PRESIDENT Zardari has said that it is time to forget the past and move on. ‘We have witnessed our state institutions repeatedly receiving blows from interventions,’ he stated at a farewell dinner for Abdul Hameed Dogar. Would that the president realised his own intervention in Punjab has struck another blow to those institutions. Through his proxy Governor Salmaan Taseer the president has kept Punjab in a state of near crisis on what appear to be very flimsy constitutional grounds.
Governor Taseer has refused to call a session of the Punjab Assembly to elect a new chief minister because, the governor claims, an aspirant to that office must first prove that he has the requisite numbers to win election. But that’s not what the constitution says. Constitutionally, a special session of the assembly is required to determine if a member of the house has the confidence of its members. If successful, that member, usually the leader of the largest party in the house, must be invited by the governor to become chief minister. Governor Taseer is arrogating to himself a discretion that the constitution simply does not give him.
The blatant illegality is doubly puzzling because now that Chief Justice Iftikhar Chaudhry has been restored the PML-N has ended its boycott of the superior judiciary. Legal experts suggest it wouldn’t take long for the Supreme Court to do away with governor’s rule if an application to such effect is filed. So what is to be gained by prolonging an illegal step that is proving to be politically damaging? The obvious answer is: the president and his team in Punjab are buying time to win over the PML-Q. But the PML-N is clearly not worried about that outcome and has slapped away overtures from the Chaudhries of the PML-Q.
The PML-N has reason to be confident. Even if arm-twisting wins back the forward bloc of the PML-Q and a unified PML-Q supports the PPP, the stench of foul play will stay over the assembly — and it will only strengthen the PML-N’s moral upper hand and increase the party’s support among the electorate.

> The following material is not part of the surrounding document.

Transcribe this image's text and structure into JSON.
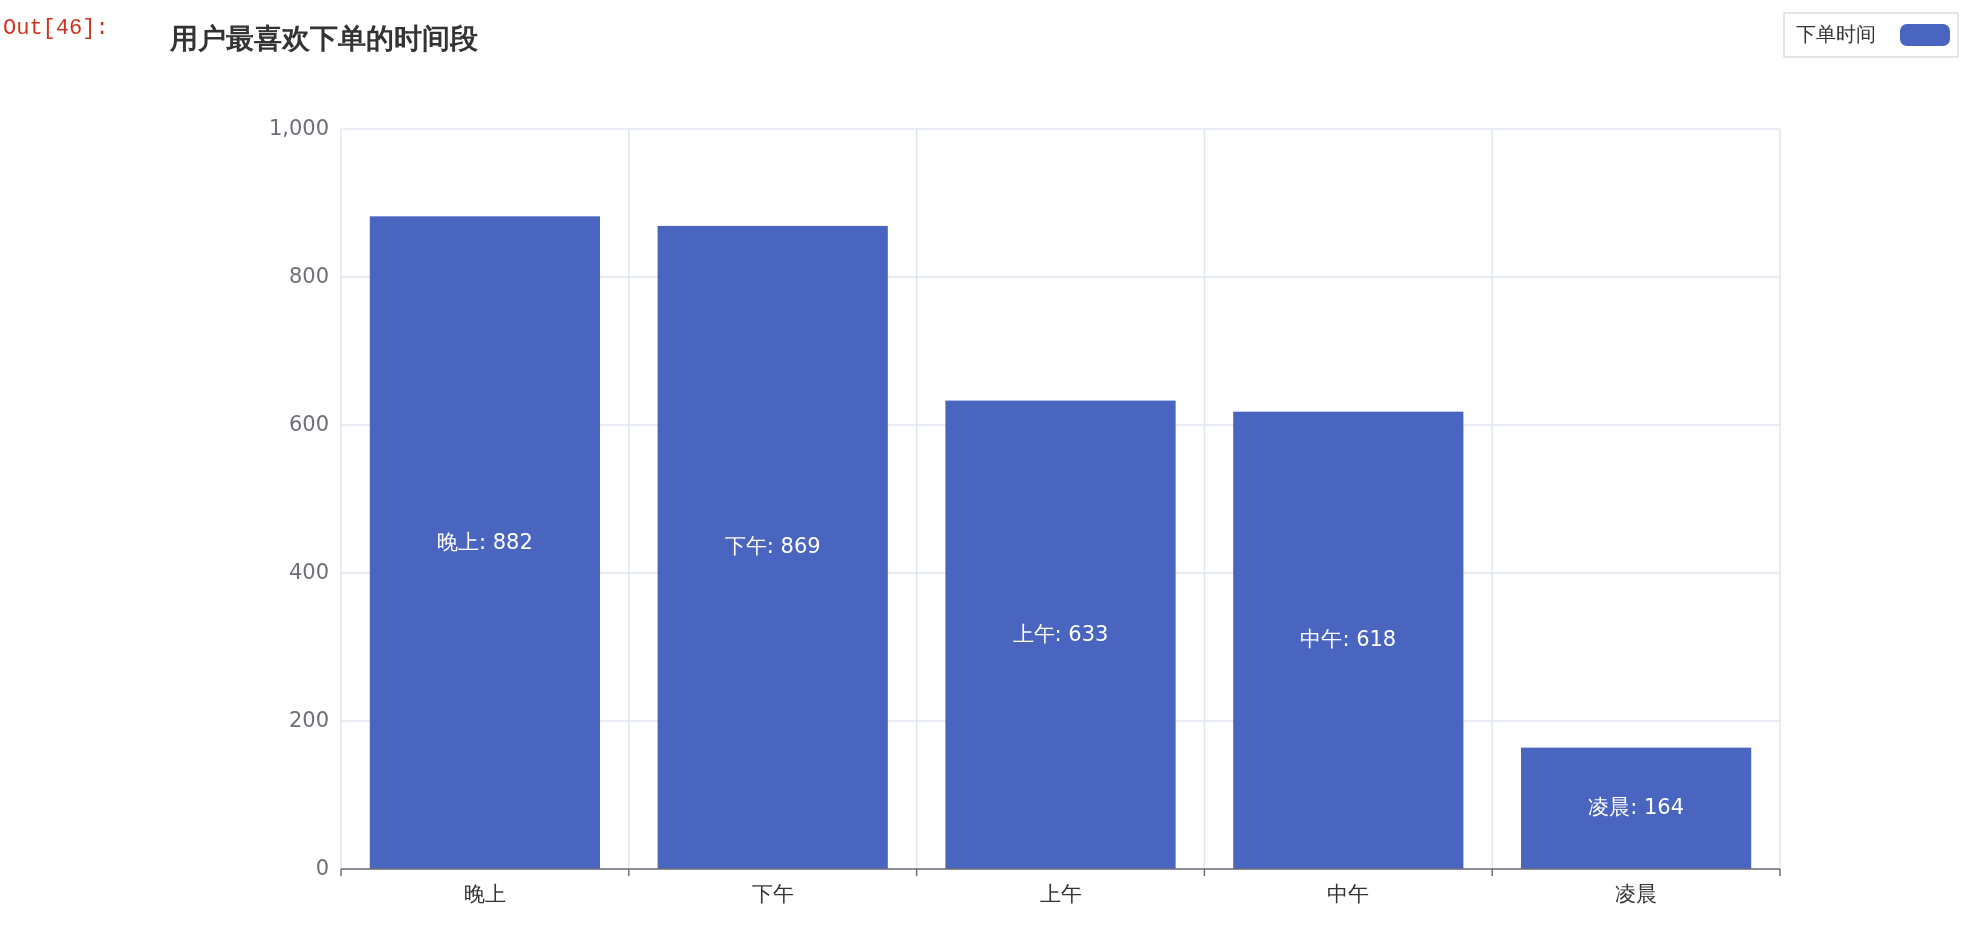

The one good thing the government is doing is pressing ahead with a review of the disqualification of the Sharif brothers and seeking a stay order in the meantime. Given what’s happening in Punjab it’s clear though that the PPP does not intend to hand the chief minister’s slot back to Shahbaz Sharif. But by being stubborn the PPP is flirting with other dangers too.
In recent weeks, the party has sucked the army back into mediating political crises. Gen Kayani has been applauded for his role in the restoration of Chief Justice Chaudhry, but a good choice yesterday can become a bad one tomorrow. Army intervention is bad. Period. One wishes the president would realise that too.